Ainda com uniforme do Vasco, com o braço esquerdo enfaixado, Paulinho concedeu entrevista coletiva na tarde desta sexta-feira, ao lado do presidente Alexandre Campello, para se despedir do clube que o revelou. Vendido ao Bayer Leverkusen, o atacante explicou a opção por se transferir à Alemanha.

Questionado sobre o que o motivou escolher pelo Bayer em vez de um gigante europeu, Paulinho não precisou pensar muito para responder: o projeto apresentado e a possibilidade de crescer como jogador.

– A decisão foi minha. O clube também precisa dessa parte financeira. Também foi muito bom para mim. Eu tinha essa vontade de jogar na Europa. Vou procurar me desenvolver para ter uma boa carreira e chegar aonde eu quero. O projeto foi muito importante, por tudo o que me apresentaram. O desenvolvimento da minha carreira. Conversamos bastante. Acho que foi muito importante para mim. Espero que lá consiga me desenvolver – disse o jogador.

Paulinho irá para o Bayer em julho, quando completar 18 anos. Enquanto isso se recupera de uma fratura no cotovelo esquerdo – por causa dela, não voltará a jogar pelo Vasco antes de se transferir. Em contrapartida, o atacante ajudará o Cruz-Maltino financeiramente no futuro. O clube terá direito a 10% do valor da próxima venda.

– O amor que eu tenho pelo Vasco faz com que mexa tudo na cabeça. Foi tudo pensado, trabalhado. Meu desenvolvimento vai continuar ajudando o Vasco – completou.

Durante a entrevista coletiva, uma velha comparação foi levantada. Quem é melhor: Paulinho ou Vinicius Junior? Os dois, da mesma geração, costumam dividir ataques em seleções de base, e a joia do Vasco preferiu ficar em cima do muro, sem perder o bom humor.

– Sempre essa pergunta (risos). Eu e Vinicius crescemos juntos. Ele no Flamengo, eu no Vasco. As pessoas botam uma rivalidade por causa do clube, da torcida. Botando no papel, um se acha melhor que o outro. Ele não vai dizer que eu sou melhor que ele. Os dois estão buscando um bom patamar na carreira – falou.

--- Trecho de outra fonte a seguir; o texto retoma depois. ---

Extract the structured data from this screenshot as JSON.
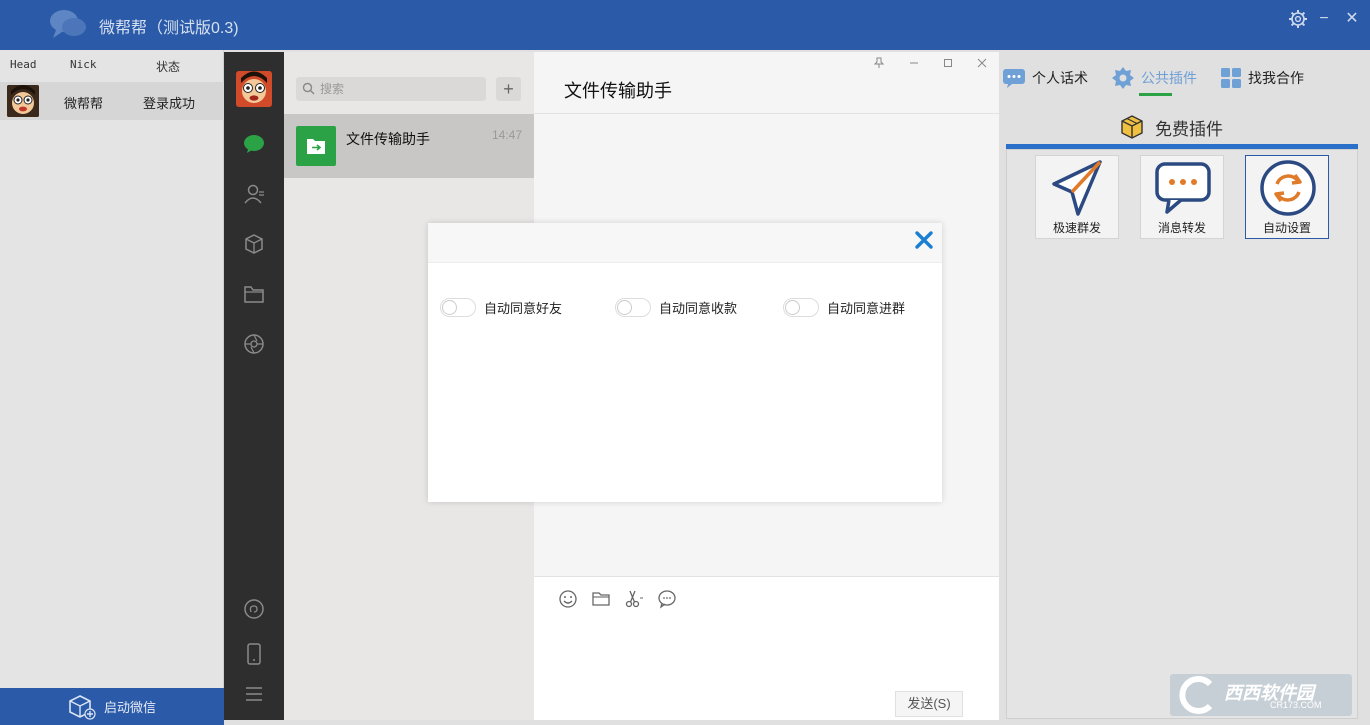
{
  "app": {
    "title": "微帮帮（测试版0.3)",
    "settings_icon": "gear-icon",
    "minimize_label": "−",
    "close_label": "✕"
  },
  "accounts": {
    "columns": [
      "Head",
      "Nick",
      "状态"
    ],
    "rows": [
      {
        "nick": "微帮帮",
        "status": "登录成功"
      }
    ],
    "start_button_label": "启动微信"
  },
  "wechat": {
    "search_placeholder": "搜索",
    "add_label": "+",
    "chat_list": [
      {
        "name": "文件传输助手",
        "time": "14:47"
      }
    ],
    "active_chat_title": "文件传输助手",
    "send_button_label": "发送(S)"
  },
  "plugins": {
    "tabs": [
      {
        "label": "个人话术",
        "active": false
      },
      {
        "label": "公共插件",
        "active": true
      },
      {
        "label": "找我合作",
        "active": false
      }
    ],
    "section_title": "免费插件",
    "cards": [
      {
        "label": "极速群发",
        "icon": "paper-plane-icon",
        "selected": false
      },
      {
        "label": "消息转发",
        "icon": "chat-bubble-icon",
        "selected": false
      },
      {
        "label": "自动设置",
        "icon": "refresh-icon",
        "selected": true
      }
    ]
  },
  "dialog": {
    "close_icon": "close-icon",
    "options": [
      {
        "label": "自动同意好友",
        "enabled": false
      },
      {
        "label": "自动同意收款",
        "enabled": false
      },
      {
        "label": "自动同意进群",
        "enabled": false
      }
    ]
  },
  "watermark": {
    "text": "西西软件园",
    "sub": "CR173.COM"
  },
  "colors": {
    "app_blue": "#2a5aa8",
    "wechat_green": "#2ba245",
    "dialog_close_blue": "#1a7fd4",
    "tab_active": "#6fa0d6"
  }
}
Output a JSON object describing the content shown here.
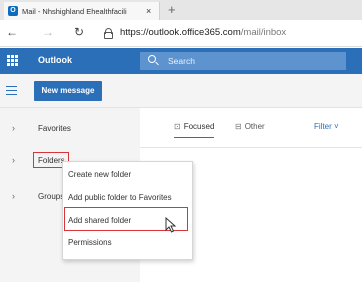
{
  "browser": {
    "tab_title": "Mail - Nhshighland Ehealthfacili",
    "tab_favicon": "O",
    "tab_close": "×",
    "new_tab": "+",
    "back": "←",
    "forward": "→",
    "refresh": "↻",
    "url_host": "https://outlook.office365.com",
    "url_path": "/mail/inbox"
  },
  "header": {
    "app_name": "Outlook",
    "search_placeholder": "Search",
    "brand_color": "#2a6fb8"
  },
  "toolbar": {
    "new_message_label": "New message"
  },
  "nav": {
    "favorites": "Favorites",
    "folders": "Folders",
    "groups": "Groups",
    "chevron": "›"
  },
  "main": {
    "tab_focused": "Focused",
    "tab_other": "Other",
    "filter": "Filter ˅"
  },
  "context_menu": {
    "items": [
      "Create new folder",
      "Add public folder to Favorites",
      "Add shared folder",
      "Permissions"
    ],
    "highlight_color": "#d9343a"
  }
}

Paulinho e Vinicius Junior na seleção brasileira sub-17 (Foto: CBF)

Paulinho foi vendido por 18,5 milhões de euros, com o Vasco retendo 10% de seus direitos econômicos. Esta é a maior venda da história do Cruz-Maltino – antes, Douglas havia sido negociado por 12 milhões de euros ao Manchester City.

Próximos meses

– Eu só vou quando completar 18 anos (em 15 de julho). Estamos resolvendo tudo sobre a viagem. O pensamento está todo aqui no Vasco, em me recuperar aqui dessa lesão. Eu estava numa crescente e com certeza atrapalhou.

Futuro

– Eu procuro trabalhar por etapas. Quando peguei seleção sub-17, coloquei na minha cabeça que queria chegar ao profissional ainda jovem. Em 2018, botei como meta chegar ao patamar mais evoluído no profissional. Crescendo a cada jogo, evoluindo bastante.

O que passa na cabeça

– Conversamos bastante. Estava numa crescente muito boa. Minha cabeça está tranquila. Sei o que estou fazendo. Sei da decisão que estamos tomando. O projeto é muito importante. É assim que eu trabalho. Não vou mudar minha filosofia.

Uma vida no Vasco

– Claro que a última decisão é minha, da minha família e do meu agente. Cheguei no Vasco muito novo, em 2010. Não tinha muita noção de como era ser um jogador. Busquei isso por etapas, era diversão para mim. Um clube que sempre me ajudou bastante. Sempre foi minha segunda casa.